Prince once sang that there were 23 positions in a one-night stand. Handily, there are about the same number of options in the brand relationship spectrum. The spectrum was invented in 2000 by David Aaker and colleague Erich Joachimsthaler to describe the relationships between brands in a portfolio.

The spectrum begins far left with a single ‘branded house’ in which a company such as McKinsey creates a single brand for all its operations. It concludes, far right, with a ‘house of brands’ in which a company, such as Procter & Gamble, opts for a holding company comprising a series of apparently unconnected brands.

Brand architecture is a fascinating area of brand management, and the past few weeks have seen a number of interesting architectural alterations taking place.

First, Tesco finally opened its US operation, using an entirely new approach to brand architecture. In the past, it has maintained its branded house approach in which all its products were clearly associated within the singular brand equity of Tesco. It is a classic retail strategy born of the need to be as economic as possible and enabling a singular focus on everything from research, to communications, to recruitment.

But Tesco’s adventure in the US has resulted in a remarkable shift.

The need to build a fresh brand around a very specific set of needs in the US market, plus the parochial nature of US consumers, has resulted in the creation of a new brand for its US venture: Fresh and Easy.

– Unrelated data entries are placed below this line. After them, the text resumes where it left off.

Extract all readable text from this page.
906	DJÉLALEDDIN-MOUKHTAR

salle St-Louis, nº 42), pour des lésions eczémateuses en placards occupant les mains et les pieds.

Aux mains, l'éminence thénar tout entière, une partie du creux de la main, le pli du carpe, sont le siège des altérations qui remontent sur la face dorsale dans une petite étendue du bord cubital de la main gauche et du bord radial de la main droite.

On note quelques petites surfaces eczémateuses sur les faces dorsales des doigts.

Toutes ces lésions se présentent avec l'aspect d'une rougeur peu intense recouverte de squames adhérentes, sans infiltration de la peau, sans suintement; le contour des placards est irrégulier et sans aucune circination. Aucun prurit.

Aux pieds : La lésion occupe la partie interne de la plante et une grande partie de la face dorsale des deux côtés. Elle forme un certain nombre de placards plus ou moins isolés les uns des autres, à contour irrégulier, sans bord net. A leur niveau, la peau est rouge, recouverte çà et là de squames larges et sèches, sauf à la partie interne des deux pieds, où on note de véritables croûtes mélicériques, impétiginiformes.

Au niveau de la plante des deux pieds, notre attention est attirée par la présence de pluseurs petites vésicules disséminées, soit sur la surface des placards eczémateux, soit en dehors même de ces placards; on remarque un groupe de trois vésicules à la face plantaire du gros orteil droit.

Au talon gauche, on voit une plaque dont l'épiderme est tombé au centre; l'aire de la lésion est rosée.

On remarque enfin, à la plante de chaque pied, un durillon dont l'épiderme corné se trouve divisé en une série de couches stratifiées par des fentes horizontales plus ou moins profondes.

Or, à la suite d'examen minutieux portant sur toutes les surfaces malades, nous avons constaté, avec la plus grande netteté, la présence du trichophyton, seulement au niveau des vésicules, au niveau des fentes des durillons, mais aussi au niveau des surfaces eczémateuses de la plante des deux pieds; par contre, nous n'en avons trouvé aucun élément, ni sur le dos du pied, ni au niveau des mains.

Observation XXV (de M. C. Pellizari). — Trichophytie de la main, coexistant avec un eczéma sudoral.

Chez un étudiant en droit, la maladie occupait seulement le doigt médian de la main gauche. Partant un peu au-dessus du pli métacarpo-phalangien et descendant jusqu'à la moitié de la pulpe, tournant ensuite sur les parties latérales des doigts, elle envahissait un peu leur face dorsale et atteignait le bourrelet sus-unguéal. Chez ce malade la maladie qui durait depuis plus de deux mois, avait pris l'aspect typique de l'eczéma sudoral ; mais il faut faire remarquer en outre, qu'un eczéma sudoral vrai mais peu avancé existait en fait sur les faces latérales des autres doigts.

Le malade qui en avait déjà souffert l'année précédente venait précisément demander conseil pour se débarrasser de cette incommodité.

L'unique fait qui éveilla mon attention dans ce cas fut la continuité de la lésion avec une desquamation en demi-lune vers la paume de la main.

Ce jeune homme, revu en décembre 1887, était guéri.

Perhaps even more interesting have been the recent travails of Unilever. Over the past two months a viral version of Unilever’s latest ad for Dove cosmetics has been picking up steam on the web. It takes footage from Dove’s ad about protecting girls from the damaging messages contained in most beauty advertising, and combines it with recent images from one of Unilever’s other big brands, Axe (Lynx) deodorants, and its notoriously sexist ad campaigns.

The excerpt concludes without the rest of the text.